What we found as the result of applying some very tricky
test suites to the device was what looked at first like
just a simple LAN-transmission anomaly.
But it was a consistent and repeatable anomaly.
We finally isolated the problem down to a programming error in
one of the HTML processing modules, and we created from that
guesswork a set of simple HTML passages that were passed
through incorrectly every time.
This was very hard to detect -- in fact, it was a problem
with the product that had been there for many years.
But as the web-page sophistication level increased, this
particular defect had increasingly negative effect.

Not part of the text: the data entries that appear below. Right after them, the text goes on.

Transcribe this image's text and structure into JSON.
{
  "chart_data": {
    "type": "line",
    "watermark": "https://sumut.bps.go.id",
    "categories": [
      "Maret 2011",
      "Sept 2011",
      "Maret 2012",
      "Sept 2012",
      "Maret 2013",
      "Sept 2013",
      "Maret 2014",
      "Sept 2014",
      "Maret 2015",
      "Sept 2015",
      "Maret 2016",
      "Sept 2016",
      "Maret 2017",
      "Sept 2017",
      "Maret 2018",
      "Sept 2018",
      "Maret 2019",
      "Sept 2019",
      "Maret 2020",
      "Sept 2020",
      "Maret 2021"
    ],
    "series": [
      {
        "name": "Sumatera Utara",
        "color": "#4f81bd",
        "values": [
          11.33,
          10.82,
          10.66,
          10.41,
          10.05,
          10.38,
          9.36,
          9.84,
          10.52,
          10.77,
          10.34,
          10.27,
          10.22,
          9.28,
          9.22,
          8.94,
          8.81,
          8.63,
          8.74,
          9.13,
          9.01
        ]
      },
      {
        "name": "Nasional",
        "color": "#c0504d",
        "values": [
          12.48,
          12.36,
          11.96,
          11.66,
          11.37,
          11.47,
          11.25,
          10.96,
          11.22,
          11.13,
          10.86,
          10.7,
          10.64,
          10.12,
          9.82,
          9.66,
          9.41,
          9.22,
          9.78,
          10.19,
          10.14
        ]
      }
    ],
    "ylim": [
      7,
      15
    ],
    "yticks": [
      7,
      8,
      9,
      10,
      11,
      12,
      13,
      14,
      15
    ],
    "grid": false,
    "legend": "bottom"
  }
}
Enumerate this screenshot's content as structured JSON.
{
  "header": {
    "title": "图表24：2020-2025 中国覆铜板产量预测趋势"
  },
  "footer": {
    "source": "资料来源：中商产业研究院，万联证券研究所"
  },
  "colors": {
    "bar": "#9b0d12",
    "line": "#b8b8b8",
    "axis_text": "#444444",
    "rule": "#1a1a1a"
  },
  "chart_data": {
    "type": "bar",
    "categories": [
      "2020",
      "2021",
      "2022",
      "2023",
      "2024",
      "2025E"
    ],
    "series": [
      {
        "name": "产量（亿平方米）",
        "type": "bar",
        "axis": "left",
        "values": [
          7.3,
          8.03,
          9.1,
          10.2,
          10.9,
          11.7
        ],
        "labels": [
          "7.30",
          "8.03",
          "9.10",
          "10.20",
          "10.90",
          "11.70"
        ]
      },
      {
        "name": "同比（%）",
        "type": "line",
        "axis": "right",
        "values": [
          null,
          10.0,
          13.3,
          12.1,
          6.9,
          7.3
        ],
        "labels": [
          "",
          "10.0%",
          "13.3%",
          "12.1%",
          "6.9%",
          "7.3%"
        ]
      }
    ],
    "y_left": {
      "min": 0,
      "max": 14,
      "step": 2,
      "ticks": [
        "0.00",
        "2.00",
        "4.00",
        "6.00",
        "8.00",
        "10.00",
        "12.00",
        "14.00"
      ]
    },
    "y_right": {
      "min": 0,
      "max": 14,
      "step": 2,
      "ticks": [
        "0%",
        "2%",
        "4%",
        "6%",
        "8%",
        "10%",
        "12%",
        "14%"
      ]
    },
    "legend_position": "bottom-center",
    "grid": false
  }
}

We never finalized the total value lost to the client,
but it was certainly multiple millions.
- DDJ: What do you see as the
biggest challenge for testers/the test
discipline for the next five years?
EFM:
The quick answer: The Web!
The web is in many ways a real mess,
yet it has enough redundancy and resiliency so that
it thrives anyway.
But far too many websites and web applications are vulnerable to all kinds
of problems:
pages that don't work, sloppy JavaScript that eats performance,
new technologies that have (ahem, shall we say) "rough edges".
(The guilty will need no accuser here!)
These days it's way beyond "broken links" -- those are there
of course -- the issues are at the level of very powerful applications
that just don't work reliably enough, or consistently enough.
Ask yourself, did you see some website (or web application)
in the last week that turned you off? Of course you did;
it's unavoidable.
But if I had to list the web quality issues they'd
come down to these:
- Web 2.0
The implications of the Web 2.0 revolution in collaborative websites
is going to create some very tough quality and testing challenges.
You have dynamic content, global asynchrony, and a raft of other
tough issues to deal with.
- AJAX
The hard part about AJAX is that the better it gets the more
"Asynchronous" it gets, and doing QA/QC/Testing on something
that isn't terribly consistent in when it does what it does
is daunting.
- Web Development Environments
New systems, like Google's GWT, the Morfik system, and many others
like them, make it easy to create big, robust, websites.
If you don't do things right, you ALSO wind up with websites
that are nearly impossible to do any serious testing on.
- Service Level Assurance
How do you successfully assure that a web application,
which could be hosted "in the cloud" or anyway, really
is working correctly?
This requires Rich Internet Application monitoring, which
is a kind of repetitive functional test process.
- Competitive Webiste Comparison
As web-based commerce moves closer and closer to being
the main mechanism of "doing business" it's inevitable that
firms will need to figure out how their website compares
with the competition.
Right now that's almost a total unknown!
The methods we know about are effective, but they are TOO
dependent on human interpretation. Like everything
in computing it's gotta be automated.